MATTANEWS.CO,TULUNGAGUNG- Dewan Perwakilan Rakyat Daerah (DPRD) Kabupaten Tulungagung Provinsi Jawa Timur menggelar Rapat Paripurna persetujuan bersama terhadap Rancangan Peraturan Daerah (Ranperda) tentang pertanggungjawaban pelaksanaan Anggaran Pendapatan dan Belanja Daerah (APBD) tahun anggaran (TA) 2024 menjadi Peraturan Daerah.
Selain itu, juga penyampaian Ranperda, serta Pengumuman Pembentukan Panitia khusus (Pansus) DPRD pembahasan Ranperda Kabupaten Tulungagung.
Hal itu dikatakan Ketua DPRD Kabupaten Tulungagung Marsono, S.Sos., dalam memimpin Rapat Paripurna di Graha Wicaksana lantai 2 gedung setempat, Senin (23/6/2025).
Politisi Partai PDI Perjuangan mengatakan meskipun telah dilakukan persetujuan bersama, pihaknya tetap memberikan sejumlah catatan kritis sebagai bahan evaluasi kepada Pemkab Tulungagung.
“Sangat pentingnya kepastian penggunaan anggaran negara untuk kepentingan masyarakat. Saya juga mengucapkan selamat atas raihan opini WTP (Wajar Tanpa Pengecualian) yang ke-6 berturut-turut dari BPK (Badan Pemeriksa Keuangan) Republik Indonesia atas laporan keuangan Pemkab Tulungagung tahun 2024,” ucapnya.
“Banyak catatan dari Badan Anggaran (Banggar) yang harus ditindaklanjuti oleh Pemkab Tulungagung. Setidaknya ada tiga belas poin yang dicermati, diantaranya seperti dari pengelolaan aset daerah, peningkatan layanan kesehatan, hingga optimalisasi pemanfaatan tanah kosong milik Pemkab Tulungagung,” pungkasnya.
Tempat sama, Anggota Banggar DPRD Kabupaten Tulungagung Reno Mardiputro menyampaikan secara terperinci terkait beberapa hal catatan diantaranya perlu adanya peningkatan capaian Universal Health Coverage (UHC) warga Tulungagung, kemudian peningkatan pelayanan kesehatan, tertib administrasi aset, hingga dorongan agar RSUD dr Iskak bisa lebih optimal dalam pelayanan.
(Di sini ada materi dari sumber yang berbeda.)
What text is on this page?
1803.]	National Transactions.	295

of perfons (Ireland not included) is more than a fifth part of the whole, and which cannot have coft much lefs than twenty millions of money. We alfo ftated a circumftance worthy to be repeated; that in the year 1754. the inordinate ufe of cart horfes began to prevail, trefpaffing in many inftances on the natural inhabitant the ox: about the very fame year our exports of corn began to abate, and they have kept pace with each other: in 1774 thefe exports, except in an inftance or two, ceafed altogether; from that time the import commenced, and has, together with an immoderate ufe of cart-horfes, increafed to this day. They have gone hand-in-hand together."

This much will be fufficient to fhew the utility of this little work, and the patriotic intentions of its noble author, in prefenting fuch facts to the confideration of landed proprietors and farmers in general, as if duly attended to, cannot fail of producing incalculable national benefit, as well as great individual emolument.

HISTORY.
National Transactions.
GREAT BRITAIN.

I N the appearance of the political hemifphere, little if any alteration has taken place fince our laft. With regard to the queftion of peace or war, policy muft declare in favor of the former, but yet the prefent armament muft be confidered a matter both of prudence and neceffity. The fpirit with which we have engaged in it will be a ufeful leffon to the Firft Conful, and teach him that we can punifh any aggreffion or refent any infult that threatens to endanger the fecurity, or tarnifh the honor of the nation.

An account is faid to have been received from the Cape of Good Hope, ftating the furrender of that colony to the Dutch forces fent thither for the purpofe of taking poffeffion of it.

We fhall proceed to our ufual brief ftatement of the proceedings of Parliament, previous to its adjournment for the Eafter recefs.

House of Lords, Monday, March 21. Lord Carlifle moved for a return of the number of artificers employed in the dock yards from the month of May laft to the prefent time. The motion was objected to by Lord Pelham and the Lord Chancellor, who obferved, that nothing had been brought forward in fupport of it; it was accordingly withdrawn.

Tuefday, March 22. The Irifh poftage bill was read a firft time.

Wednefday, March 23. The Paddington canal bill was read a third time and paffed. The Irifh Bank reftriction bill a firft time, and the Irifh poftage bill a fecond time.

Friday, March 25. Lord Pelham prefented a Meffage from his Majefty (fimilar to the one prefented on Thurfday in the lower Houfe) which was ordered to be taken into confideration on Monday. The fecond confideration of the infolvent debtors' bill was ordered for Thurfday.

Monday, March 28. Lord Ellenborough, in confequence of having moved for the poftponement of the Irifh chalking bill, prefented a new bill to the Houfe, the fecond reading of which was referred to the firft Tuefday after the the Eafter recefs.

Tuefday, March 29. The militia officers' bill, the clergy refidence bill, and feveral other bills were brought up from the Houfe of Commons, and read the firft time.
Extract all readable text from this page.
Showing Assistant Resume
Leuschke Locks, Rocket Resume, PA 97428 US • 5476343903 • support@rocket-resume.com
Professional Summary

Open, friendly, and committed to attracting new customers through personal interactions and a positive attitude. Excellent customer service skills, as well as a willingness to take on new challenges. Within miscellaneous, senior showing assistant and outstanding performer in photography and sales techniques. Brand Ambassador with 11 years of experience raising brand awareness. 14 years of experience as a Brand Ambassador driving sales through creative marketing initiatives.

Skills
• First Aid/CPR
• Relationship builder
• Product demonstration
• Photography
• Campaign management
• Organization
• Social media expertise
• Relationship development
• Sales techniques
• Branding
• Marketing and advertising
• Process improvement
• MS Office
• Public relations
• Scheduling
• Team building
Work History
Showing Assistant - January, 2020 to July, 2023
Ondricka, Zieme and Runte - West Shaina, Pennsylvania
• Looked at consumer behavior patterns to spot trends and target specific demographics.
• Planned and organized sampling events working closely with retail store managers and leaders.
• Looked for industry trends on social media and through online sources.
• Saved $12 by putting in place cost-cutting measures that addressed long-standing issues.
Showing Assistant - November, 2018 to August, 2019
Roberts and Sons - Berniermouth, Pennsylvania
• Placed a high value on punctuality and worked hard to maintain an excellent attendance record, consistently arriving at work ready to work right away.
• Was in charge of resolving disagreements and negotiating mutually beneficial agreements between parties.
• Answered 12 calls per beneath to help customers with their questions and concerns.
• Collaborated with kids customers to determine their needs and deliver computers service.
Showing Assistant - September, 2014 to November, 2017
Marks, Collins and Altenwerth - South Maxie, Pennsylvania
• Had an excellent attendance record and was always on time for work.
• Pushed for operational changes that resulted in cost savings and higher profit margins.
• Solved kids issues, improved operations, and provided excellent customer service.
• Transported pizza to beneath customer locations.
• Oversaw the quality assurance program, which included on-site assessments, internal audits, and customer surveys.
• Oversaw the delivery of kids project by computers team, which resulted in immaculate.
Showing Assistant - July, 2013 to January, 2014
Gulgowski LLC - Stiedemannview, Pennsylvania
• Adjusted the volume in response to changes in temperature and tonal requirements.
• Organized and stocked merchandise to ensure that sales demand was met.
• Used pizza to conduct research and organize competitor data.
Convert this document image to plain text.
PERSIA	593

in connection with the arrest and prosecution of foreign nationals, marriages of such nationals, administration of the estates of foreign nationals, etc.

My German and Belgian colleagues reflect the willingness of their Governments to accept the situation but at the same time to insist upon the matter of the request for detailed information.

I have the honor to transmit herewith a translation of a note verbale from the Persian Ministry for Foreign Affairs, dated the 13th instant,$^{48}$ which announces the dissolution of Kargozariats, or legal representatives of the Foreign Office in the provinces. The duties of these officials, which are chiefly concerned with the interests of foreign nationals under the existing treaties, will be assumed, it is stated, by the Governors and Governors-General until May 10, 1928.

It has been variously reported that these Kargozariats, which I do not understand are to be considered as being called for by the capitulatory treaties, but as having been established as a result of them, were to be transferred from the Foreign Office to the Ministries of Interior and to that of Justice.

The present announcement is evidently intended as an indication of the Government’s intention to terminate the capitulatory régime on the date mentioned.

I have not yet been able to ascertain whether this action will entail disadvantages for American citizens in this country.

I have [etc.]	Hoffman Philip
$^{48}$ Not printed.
“Kami tidak hanya memberi kritikan saja tapi juga memberikan rekomendasi agar Ranperda pertanggungjawaban APBD 2024 tetap ditetapkan menjadi Perda, sebagai bentuk tanggung jawab bersama untuk pembangunan,” kata Politisi Partai Keadilan Sejahtera.
Sementara itu, Bupati Tulungagung Provinsi Jawa Timur H. Gatut Sunu Wibowo, S.E., M.E., menuturkan bahwasanya secara terperinci pelaksanaan anggaran tahun 2024. Pendapatan daerah tercatat lebih tinggi dari target, yaitu realisasi Rp 3,02 triliun dari rencana Rp 2,94 triliun.
Belanja daerah, sambung Gatut Sunu, mencapai Rp 3,11 triliun, sementara pembiayaan daerah terealisasi hampir penuh, yakni Rp 424 miliar dari target Rp 424,03 miliar.
“Sehingga total Sisa Lebih Pembiayaan Anggaran (SILPA) yang belum terserap sebesar Rp 321,1 miliar,” tutur Pemilik Romo Wijoyo Group.
“Adapun sisa anggaran yang belum terserap tahun lalu akan kami maksimalkan penggunaannya di tahun 2025, khususnya untuk pembangunan yang menyentuh langsung kebutuhan masyarakat,” imbuhnya.
Lebih lanjut Gatut Sunu menjelaskan dengan telah disahkan Perda ini, ia mengharapkan tata kelola keuangan daerah semakin transparan dan akuntabel, serta membawa manfaat nyata bagi warga Tulungagung.
“Evaluasi dari legislatif pun menjadi pijakan penting bagi Pemkab Tulungagung untuk terus berbenah dan meningkatkan kualitas pelayanan publik,” terangnya.
Pantauan matranews.co, Rapat Paripurna dipimpin oleh Ketua DPRD Tulungagung Marsono didampingi Wakil Ketua serta dihadiri 37 Anggota. Turut dihadiri Bupati Tulungagung Gatut Sunu Wibowo, Wakil Bupati Ahmad Baharudin, Sekda Tri Hariadi, beberapa Kepala Organisasi Perangkat Daerah terkait dan puluhan awak media.